Most frozen drinks are made with ice cubes, but we turn our noses up at that when we have watermelon available. As you might imagine, watermelon is mostly water and so, when cut into cubes, they freeze perfectly. They also freeze fairly quickly, so you’ll be ready to whip up your daiquiris within a couple of hours of freezing.

One Sugar Baby watermelon, preferably seedless, cut into chunks

2 ounces rum, preferably a lighter variety such as silver or gold (we used Mount Gay this time)

1 ounce hibiscus liqueur (we used Don Ciccio & Figli; if you don’t have that available to you, use St.
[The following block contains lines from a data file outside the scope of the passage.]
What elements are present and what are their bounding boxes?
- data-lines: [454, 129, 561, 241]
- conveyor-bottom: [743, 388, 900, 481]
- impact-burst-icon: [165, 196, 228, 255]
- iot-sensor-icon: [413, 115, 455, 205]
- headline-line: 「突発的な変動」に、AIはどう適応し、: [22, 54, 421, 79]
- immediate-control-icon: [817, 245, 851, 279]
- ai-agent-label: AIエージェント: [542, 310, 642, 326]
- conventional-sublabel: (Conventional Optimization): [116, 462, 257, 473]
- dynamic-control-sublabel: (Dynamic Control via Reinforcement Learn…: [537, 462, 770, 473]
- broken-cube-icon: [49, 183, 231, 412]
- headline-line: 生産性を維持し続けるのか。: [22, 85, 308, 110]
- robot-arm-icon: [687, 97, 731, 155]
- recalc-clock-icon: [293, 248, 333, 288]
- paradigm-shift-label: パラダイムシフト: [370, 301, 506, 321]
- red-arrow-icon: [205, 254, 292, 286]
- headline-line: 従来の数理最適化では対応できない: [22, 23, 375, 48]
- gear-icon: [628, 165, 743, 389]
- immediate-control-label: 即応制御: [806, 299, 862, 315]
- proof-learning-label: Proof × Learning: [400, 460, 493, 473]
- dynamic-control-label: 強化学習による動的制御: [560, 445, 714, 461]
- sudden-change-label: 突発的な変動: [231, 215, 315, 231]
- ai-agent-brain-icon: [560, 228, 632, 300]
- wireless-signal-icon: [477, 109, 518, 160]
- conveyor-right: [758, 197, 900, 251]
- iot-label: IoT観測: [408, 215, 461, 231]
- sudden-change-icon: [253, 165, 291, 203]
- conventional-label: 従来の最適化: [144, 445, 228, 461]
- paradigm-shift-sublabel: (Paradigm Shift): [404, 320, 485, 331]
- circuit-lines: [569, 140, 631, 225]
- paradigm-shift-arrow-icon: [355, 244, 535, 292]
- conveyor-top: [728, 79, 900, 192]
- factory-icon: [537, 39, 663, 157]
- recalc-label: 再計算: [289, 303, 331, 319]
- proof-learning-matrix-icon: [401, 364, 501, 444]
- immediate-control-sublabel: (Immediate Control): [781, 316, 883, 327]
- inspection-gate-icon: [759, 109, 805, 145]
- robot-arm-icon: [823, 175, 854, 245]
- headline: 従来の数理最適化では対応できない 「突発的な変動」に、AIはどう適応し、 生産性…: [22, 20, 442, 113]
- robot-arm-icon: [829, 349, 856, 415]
Germain elderflower liqueur to add a floral note, or even Maraschino liqueur, which is generally used in traditional daiquiris)

1 fresh lime

Place the watermelon chunks into a plastic Ziploc bag and freeze until solid, about an hour or two. To make a good-sized daiquiri, place one cup of frozen watermelon chunks in a blender with the rum, liqueur, and the juice of half a lime. Blend on high for a few seconds — it won’t take long to break down the cubes and you want them to maintain a perfectly drinkable frozen purée. Serve immediately.